Biden recognizes 1915 Armenian massacres as genocide

U.S. President Joe Biden has recognized the 1915 massacres of Armenians in the Ottoman Empire as genocide, a historic declaration that has infuriated Turkey. The Turkish Foreign Ministry said Biden's declaration had no legal basis and would "open a deep" wound in bilateral ties, rejecting it "in the strongest terms." 

Demonstrators hold candles and pictures of Armenian victims during a commemoration for the Armenian Genocide in this file photo (Reuters).

Duvar English - Reuters

U.S. President Joe Biden has recognized the mass killings of Armenians under the Ottoman Empire as genocide, becoming the first American president to make such an announcement.

"Each year on this day, we remember the lives of all those who died in the Ottoman-era Armenian genocide and recommit ourselves to preventing such an atrocity from ever again occurring," Biden said in a statement on Armenian Remembrance Day on April 24. 

"The American people honor all those Armenians who perished in the genocide that began 106 years ago today," he said. 

The largely symbolic statement, breaking away from decades of carefully calibrated language from the White House, comes at a time when Ankara and Washington have deep policy disagreements over a host of issues. 

Turkey says Biden's declaration has no legal basis

The Turkish Foreign Ministry said Biden's declaration had no legal basis and would "open a deep" wound in bilateral ties, rejecting it "in the strongest terms." 

"This statement of the US, which distorts the historical facts, will never be accepted in the conscience of the Turkish people, and will open a deep wound that undermines our mutual trust and friendship," the ministry said, calling on Biden to "correct this grave mistake."

Several Turkish government officials lined up to slam Biden's declaration. 

Turkish Foreign Mevlüt Çavuşoğlu said that Turkey "entirely rejects this statement based on populism." 

"We have nothing to learn from anybody on our own past. Political opportunism is the greatest betrayal to peace and justice," he wrote on Twitter. 

Turkish Presidential Spokesman İbrahim Kalın said Biden's remarks "repeat the accusations of those whose sole agenda is enmity towards our country." 

"We advise the U.S. President to look at (his country's) own past and present," he wrote on Twitter. 

Shortly before the release of Biden's statement, the Turkish Presidency issued a letter that President Recep Tayyip Erdoğan sent to Armenian Patriarch Sahak Maşalyan. 

"The politicization of the discussions that should be held by historians and used as a tool of intervention against our country by third parties has benefited no one. I believe that it is a great injustice against the new generations to build our identity on the pains marked on our souls by the past," Erdoğan said in his letter. 

Turkey accepts that many Armenians living in the Ottoman Empire were killed in clashes with Ottoman forces during World War One, but contests the figures and denies the killings were systematically orchestrated and constitute a genocide.

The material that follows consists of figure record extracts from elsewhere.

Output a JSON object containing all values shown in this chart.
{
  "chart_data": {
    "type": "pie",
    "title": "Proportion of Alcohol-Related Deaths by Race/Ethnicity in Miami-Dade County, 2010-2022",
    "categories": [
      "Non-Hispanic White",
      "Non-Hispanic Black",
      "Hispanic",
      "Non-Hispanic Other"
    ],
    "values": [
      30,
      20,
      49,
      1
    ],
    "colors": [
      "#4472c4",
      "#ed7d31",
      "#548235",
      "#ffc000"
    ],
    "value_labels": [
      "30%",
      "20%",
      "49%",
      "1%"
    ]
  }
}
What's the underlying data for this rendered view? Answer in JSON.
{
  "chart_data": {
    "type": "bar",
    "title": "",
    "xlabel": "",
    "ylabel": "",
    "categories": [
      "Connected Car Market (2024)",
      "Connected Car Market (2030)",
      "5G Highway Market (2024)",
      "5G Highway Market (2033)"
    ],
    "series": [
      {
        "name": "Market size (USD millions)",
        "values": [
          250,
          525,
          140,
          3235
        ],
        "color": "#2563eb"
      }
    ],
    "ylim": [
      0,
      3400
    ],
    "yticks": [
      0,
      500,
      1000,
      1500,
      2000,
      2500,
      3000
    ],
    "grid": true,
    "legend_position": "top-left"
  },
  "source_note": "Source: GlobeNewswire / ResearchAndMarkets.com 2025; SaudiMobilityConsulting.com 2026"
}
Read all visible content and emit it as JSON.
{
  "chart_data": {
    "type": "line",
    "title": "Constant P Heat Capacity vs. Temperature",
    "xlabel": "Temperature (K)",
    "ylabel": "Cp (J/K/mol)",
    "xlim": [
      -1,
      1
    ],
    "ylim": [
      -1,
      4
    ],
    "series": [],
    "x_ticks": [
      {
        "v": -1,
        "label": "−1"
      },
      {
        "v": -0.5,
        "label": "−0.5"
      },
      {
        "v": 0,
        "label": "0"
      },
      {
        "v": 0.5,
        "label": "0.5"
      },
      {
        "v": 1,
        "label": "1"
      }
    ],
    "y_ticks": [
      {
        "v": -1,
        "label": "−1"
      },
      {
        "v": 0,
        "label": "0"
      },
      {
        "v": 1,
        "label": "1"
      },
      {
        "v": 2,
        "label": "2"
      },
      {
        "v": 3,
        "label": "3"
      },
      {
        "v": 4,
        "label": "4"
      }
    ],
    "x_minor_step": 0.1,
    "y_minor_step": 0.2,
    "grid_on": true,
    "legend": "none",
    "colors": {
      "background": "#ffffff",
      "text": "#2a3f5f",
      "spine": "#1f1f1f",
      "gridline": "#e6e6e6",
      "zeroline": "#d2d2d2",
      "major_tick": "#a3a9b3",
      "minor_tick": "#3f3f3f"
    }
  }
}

Ties between Ankara and Washington have been strained over issues ranging from Turkey's purchase of Russian S-400 defense systems - over which it was the target of U.S. sanctions - to policy differences in Syria, human rights and legal matters.

Biden's declaration follows a non-binding resolution by the U.S. Senate adopted unanimously in 2019 recognizing the killings as genocide.

Previous U.S. presidents have abandoned campaign promises to recognize the Armenian genocide for fear of damaging U.S.-Turkish relations, said Nicholas Danforth, non-resident fellow for The Hellenic Foundation for European and Foreign Policy.

"With relations already in shambles, there was nothing to stop Biden from following through," said Danforth. "Ankara has no allies left in the US government to lobby against this and Washington isn't worried whether it angers Turkey anymore."

Erdoğan had established a close bond with former U.S. President Donald Trump, but since Biden took over, Washington has grown more vocal about Turkey's human rights track record. It has also stood firm on its demand that Ankara get rid of the Russian defense systems.

Biden had also delayed having a telephone conversation with Erdoğan until April 12 -- seen largely as a cold shoulder to the Turkish president -- when he informed him of his decision to recognize the massacres as genocide.

Meanwhile, Armenian Prime Minister Nikol Pashinyan told Biden in a letter on April 24 that recognition of the genocide is a matter of security to Armenia, especially after events that took place in the region last year when a war in Nagorno-Karabakh broke out.

"Armenians all over the world met with great enthusiasm and welcomed recognition of genocide," Pashinyan said in the letter to Biden published on his website.